5. Providing better experiences
In order to stay attuned to our subscribers and customers, we invested heavily in a more intimate, better subscriber/visitor experience. We re-designed Mirasee in Fall of 2013. The new site is a dramatic departure from our old one.
We added a bunch of more free content such as 9 industry-specific audience building reports that are relevant to all audience driven businesses and did a better job at organizing our old content.
The site’s free membership structure also enables us to better understand our visitors and use that understanding to tailor the experience that visitors have with Mirasee.
6. Doing More With Less
We also put in place infrastructure to be able to do more with less:
a. Roles: We defined people’s roles on the team better – instead of people being generalists, they evolved into taking on a specific area of expertise.
b. Introduced Trello…: Given the size of our team, it was getting difficult to keep track of what everyone was doing. To make that process easier to manage, we started using Trello.
c. …and Zendesk: We grew to over 800 ABM students to whom we promised excellent student support. With 4 people providing support, we needed something more robust than email, so we transitioned our support process to Zendesk.
d. Finances: We put in place financial planning and reporting processes to have better visibility on our profitability and runway.

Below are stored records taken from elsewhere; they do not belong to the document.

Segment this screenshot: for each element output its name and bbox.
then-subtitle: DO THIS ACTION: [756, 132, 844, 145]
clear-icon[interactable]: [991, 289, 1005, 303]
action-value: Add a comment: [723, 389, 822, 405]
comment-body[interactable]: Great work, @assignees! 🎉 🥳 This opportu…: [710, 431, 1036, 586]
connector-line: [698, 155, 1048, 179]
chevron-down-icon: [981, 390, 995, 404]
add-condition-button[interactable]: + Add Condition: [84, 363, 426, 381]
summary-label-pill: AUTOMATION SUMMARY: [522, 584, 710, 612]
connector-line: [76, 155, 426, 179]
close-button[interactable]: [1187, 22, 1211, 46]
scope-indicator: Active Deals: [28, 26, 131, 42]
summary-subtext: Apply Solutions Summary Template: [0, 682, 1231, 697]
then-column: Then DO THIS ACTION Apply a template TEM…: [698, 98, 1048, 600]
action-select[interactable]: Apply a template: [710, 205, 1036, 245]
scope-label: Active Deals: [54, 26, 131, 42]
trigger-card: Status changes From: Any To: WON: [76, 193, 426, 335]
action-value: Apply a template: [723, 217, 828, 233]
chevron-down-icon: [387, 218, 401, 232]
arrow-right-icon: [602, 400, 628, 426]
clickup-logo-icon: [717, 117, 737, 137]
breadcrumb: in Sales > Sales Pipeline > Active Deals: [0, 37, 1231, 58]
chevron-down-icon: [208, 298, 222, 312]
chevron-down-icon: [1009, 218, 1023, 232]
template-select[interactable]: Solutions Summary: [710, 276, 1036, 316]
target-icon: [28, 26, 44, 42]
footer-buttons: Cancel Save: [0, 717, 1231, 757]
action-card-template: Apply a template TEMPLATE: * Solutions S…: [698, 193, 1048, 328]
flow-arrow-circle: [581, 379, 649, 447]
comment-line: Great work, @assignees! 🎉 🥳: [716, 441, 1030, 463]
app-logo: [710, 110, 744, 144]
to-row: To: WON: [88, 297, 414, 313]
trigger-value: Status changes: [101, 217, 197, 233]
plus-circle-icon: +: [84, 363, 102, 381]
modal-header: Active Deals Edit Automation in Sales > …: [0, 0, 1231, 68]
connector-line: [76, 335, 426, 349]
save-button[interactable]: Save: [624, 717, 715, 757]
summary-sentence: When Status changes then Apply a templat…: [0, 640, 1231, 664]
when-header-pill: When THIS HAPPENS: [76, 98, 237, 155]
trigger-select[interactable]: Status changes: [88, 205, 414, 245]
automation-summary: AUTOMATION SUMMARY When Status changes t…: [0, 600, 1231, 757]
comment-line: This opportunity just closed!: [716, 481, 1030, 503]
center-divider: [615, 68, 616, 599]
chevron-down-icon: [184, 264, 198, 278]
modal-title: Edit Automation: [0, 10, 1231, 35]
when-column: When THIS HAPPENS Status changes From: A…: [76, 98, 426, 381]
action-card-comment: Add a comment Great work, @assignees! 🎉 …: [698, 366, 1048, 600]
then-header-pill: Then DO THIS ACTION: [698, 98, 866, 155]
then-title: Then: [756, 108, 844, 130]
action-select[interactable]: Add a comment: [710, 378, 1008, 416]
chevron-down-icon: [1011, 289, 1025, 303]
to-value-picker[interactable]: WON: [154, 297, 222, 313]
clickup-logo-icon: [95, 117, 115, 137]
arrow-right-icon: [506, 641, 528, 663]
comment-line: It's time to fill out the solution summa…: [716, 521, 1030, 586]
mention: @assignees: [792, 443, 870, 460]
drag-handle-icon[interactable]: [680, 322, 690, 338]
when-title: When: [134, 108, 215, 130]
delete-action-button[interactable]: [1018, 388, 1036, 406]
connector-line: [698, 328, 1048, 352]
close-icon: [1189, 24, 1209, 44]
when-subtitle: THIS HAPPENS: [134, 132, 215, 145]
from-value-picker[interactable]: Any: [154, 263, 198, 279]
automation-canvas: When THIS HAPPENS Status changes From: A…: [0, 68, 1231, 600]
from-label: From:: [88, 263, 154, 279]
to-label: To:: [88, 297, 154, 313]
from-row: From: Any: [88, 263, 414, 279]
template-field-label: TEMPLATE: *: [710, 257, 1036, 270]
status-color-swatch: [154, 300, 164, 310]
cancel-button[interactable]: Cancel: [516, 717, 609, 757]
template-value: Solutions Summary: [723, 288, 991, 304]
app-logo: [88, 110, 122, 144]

e. Efficiency: We invested in optimizing processes to be more efficient and be able to do more with less.
7. Data-driven Decision Making
We invested in configuring the required Google Analytics for our site to better understand where our site visitors are coming from and what content they are engaging with.
We also made a big push to optimize our existing content for SEO to make it easier for people to find us and to attract new visitors that we haven’t previously being reaching.
8. Setting stage for future
To be able to grow further, we worked to extend our cashflow runway so we could continue to invest in infrastructure, optimization and in building new products.
Where do we go from here?
In order to continue to grow and scale further, here are the priorities that we have laid out for ourselves in 2014:
- Continue to rely less and less on consulting and coaching and more on product and services sales
- Funnel excess cashflow to building up new sources of revenue that didn’t exist in 2013
- Continue to diversify our product offerings, reduce reliance on Audience Business Masterclass, look at possibly phasing it out and replacing with new product revenues
- Leverage the knowledge and expertise of the team to offer more valuable services to our subscribers
- Substantially grow our subscriber base through optimizing our content for SEO and reaching visitors that we are not reaching now
- Leverage insights from Analytics to further improve site experience and conversions and keep more of the new visitors we are getting
The Importance of Being Intentional
As you might have noticed, we intentionally moved away from relying on consulting to diversifying into products and services. When we could afford it, we placed bets on different product offerings and tested them out in the market. Once something was working, we optimized our infrastructure to get the most out of it!
In summary, our experience with scaling an audience business suggests the following:
1. Build a base (subscribers, brand, profile)
2. Develop products with subscribers
3. Once it is working:
a. Optimize the sale and delivery of these products
b. Invest in people, processes and technology infrastructure
c. Start building and iterating future products and diversify
What strategies have you used or are currently using to scale your business?